Demographic, clinical, and cognitive characteristics

This study enrolled 166 participants, comprising 30 patients with AD, 75 individuals with MCI, and 61 HC. Demographic, clinical, and cognitive characteristics are presented in Table 1. There were no significant differences in age, sex or education among three groups. Regarding vascular risk factors, the prevalence of alcohol, smoking, hypertension, diabetes, and hyperlipidemia was comparable across three groups, while BMI showed a significant group difference. With respect to cognition, there were significant group differences in MMSE, MoCA, AVLT-IR, AVLT-SR, AVLT-LR and AVLT-recognition, manifesting as a progressive decline from HC to MCI to AD.

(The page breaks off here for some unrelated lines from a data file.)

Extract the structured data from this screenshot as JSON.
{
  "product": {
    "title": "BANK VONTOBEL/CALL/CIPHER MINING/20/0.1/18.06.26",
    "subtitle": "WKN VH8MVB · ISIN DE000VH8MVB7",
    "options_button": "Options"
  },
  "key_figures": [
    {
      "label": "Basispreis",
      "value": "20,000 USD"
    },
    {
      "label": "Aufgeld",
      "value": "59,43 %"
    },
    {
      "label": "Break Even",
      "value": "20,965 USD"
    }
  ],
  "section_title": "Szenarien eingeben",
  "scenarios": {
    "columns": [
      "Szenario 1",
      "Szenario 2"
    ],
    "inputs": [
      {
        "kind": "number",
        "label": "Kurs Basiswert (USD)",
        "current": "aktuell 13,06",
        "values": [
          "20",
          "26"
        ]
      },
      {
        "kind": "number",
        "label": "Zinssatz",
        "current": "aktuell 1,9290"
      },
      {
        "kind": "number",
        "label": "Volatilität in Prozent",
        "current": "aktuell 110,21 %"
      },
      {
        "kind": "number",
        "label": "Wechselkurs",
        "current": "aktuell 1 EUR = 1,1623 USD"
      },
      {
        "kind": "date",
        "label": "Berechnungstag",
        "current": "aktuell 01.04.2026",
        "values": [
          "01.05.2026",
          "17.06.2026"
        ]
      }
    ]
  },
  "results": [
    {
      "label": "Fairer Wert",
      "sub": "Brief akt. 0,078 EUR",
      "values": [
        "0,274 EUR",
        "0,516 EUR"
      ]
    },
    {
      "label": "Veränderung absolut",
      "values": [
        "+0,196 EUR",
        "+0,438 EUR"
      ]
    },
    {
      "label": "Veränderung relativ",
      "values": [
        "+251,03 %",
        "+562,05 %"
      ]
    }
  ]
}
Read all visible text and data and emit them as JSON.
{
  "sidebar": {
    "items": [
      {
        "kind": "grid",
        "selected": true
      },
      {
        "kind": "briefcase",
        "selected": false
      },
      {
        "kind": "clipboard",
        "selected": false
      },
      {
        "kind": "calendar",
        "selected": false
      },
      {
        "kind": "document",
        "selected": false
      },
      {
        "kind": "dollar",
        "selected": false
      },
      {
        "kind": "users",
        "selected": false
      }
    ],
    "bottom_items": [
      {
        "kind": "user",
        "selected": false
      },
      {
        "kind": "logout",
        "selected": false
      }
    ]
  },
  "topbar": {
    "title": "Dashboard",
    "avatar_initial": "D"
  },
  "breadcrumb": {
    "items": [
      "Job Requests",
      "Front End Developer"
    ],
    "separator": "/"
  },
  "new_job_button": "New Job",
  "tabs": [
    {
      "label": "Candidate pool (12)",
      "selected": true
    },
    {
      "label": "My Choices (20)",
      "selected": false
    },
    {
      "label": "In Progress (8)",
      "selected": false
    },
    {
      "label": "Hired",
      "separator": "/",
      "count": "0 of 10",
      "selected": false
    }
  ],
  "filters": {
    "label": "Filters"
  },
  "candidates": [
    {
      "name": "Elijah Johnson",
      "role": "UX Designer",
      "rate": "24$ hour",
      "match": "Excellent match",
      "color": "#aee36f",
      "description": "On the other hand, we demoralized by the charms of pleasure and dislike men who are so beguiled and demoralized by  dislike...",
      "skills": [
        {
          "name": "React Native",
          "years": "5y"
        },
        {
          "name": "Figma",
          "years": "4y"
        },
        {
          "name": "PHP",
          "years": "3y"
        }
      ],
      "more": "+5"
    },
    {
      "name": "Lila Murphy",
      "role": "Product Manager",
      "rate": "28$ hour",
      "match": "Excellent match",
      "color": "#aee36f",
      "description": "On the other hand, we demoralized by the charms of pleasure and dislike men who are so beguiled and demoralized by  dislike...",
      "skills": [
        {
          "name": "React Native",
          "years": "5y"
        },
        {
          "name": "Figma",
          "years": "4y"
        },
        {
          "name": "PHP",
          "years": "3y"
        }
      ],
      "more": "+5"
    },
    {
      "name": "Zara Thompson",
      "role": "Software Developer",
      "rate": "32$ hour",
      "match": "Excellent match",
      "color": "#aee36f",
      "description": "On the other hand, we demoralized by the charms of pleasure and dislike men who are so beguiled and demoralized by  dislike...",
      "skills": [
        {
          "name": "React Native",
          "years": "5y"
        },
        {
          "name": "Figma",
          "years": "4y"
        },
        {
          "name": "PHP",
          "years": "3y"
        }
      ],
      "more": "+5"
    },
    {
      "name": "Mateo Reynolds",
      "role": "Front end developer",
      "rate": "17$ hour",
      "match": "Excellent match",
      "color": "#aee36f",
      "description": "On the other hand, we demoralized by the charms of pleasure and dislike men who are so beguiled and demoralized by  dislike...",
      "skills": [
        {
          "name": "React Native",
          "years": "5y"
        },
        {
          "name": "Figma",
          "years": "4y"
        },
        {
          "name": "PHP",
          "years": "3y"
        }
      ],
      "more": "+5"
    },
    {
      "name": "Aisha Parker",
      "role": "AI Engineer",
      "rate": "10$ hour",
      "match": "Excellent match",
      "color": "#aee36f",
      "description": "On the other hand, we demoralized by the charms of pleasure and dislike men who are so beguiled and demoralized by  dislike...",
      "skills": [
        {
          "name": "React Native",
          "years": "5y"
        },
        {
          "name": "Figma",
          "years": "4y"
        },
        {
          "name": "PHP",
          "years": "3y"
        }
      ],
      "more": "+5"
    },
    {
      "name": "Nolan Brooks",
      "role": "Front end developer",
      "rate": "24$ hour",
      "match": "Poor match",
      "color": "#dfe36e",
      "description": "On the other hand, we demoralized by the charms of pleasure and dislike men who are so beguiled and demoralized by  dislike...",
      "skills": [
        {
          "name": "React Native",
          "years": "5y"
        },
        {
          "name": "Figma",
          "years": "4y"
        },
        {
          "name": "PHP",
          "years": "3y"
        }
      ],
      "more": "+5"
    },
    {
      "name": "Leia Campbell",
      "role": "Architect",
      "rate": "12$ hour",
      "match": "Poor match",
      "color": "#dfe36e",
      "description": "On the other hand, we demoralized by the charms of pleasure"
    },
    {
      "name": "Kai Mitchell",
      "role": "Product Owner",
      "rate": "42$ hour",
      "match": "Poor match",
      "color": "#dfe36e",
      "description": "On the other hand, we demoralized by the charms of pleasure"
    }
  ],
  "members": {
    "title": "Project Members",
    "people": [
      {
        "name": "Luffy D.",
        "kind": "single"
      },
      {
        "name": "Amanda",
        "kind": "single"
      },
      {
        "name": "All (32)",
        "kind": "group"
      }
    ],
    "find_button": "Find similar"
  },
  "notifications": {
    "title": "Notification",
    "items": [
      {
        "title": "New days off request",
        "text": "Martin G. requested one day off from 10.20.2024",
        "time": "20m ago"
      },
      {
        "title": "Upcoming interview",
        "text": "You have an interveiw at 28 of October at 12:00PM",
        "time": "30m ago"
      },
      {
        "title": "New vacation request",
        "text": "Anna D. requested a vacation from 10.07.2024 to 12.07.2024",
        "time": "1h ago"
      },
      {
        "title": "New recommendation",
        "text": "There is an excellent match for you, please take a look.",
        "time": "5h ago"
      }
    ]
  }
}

Table 1 Demographic, clinical, and cognitive characteristics of the participants

Gut microbiome in the AD continuum

Alpha diversity analysis demonstrated no significant differences in Shannon and Simpson indices among three groups (Fig. 1A and Supplementary File 1). Beta diversity analysis revealed significant differences in gut microbial composition between AD and the other two groups based on Bray-Curtis index (PERMANOVA, AD vs. HC: P = 1.50 × 10− 3, AD vs. MCI: P = 4.32 × 10− 3, FDR corrected) and weighted UniFrac distance (PERMANOVA, AD vs. HC: P = 3.37 × 10− 3, AD vs. MCI: P = 9.00 × 10− 3, FDR corrected), but no significant differences between MCI and HC (Fig. 1B and Supplementary File 2).

Fig. 1
figure 1

Gut microbiome in the AD continuum. (A) Box plots of alpha diversity using Shannon and Simpson indices. Each box plot shows the median, interquartile range, minimum, and maximum. (B) PCoA plots of beta diversity using Bray-Curtis index and weighted UniFrac distance. The axes represent the two dimensions explaining the greatest proportion of variance in microbial composition. Each symbol represents a sample. (C) Bar plot of group-average dominant microbial composition at the genus level. (D) Box plots of relative abundance of the representative microbial taxa with significant group differences at the genus level. Staphylococcus and Bacillus exhibited a progressive increase from HC to MCI to AD, and Anaerostipes showed a progressive decrease. The asterisks reflect the statistical significance of the pairwise comparisons. *P < 0.05, **P < 0.01, ***P < 0.001. Abbreviations: AD, Alzheimer’s disease; HC, healthy controls; MCI, mild cognitive impairment; PCoA, principal coordinate analysis

HC, MCI, and AD showed similar group-average microbial composition at the genus level, with the dominant bacteria including Phocaeicola, Faecalibacterium, Paraburkholderia, Bacteroides, Pseudomonas, Blautia, Pseudescherichia, Roseburia, Prevotella, and Ruminococcus (Fig. 1C). However, Kruskal Wallis test revealed significant differences in relative abundance of 10 microbial taxa among three groups (P < 0.05, FDR corrected) (Supplementary File 3). Further pattern-matching analysis demonstrated that 8 microbial taxa (Sphingomonas, Staphylococcus, Stenotrophomonas, Massilia, Variovorax, Bacillus, Bosea, and Dyella) exhibited a progressive increase from HC to MCI to AD, and 2 taxa (Limosilactobacillus and Anaerostipes) showed a gradual decrease (P < 0.05, FDR corrected) (Supplementary File 3). Box plots of relative abundance of the representative microbial taxa in three groups are illustrated in Fig. 1D.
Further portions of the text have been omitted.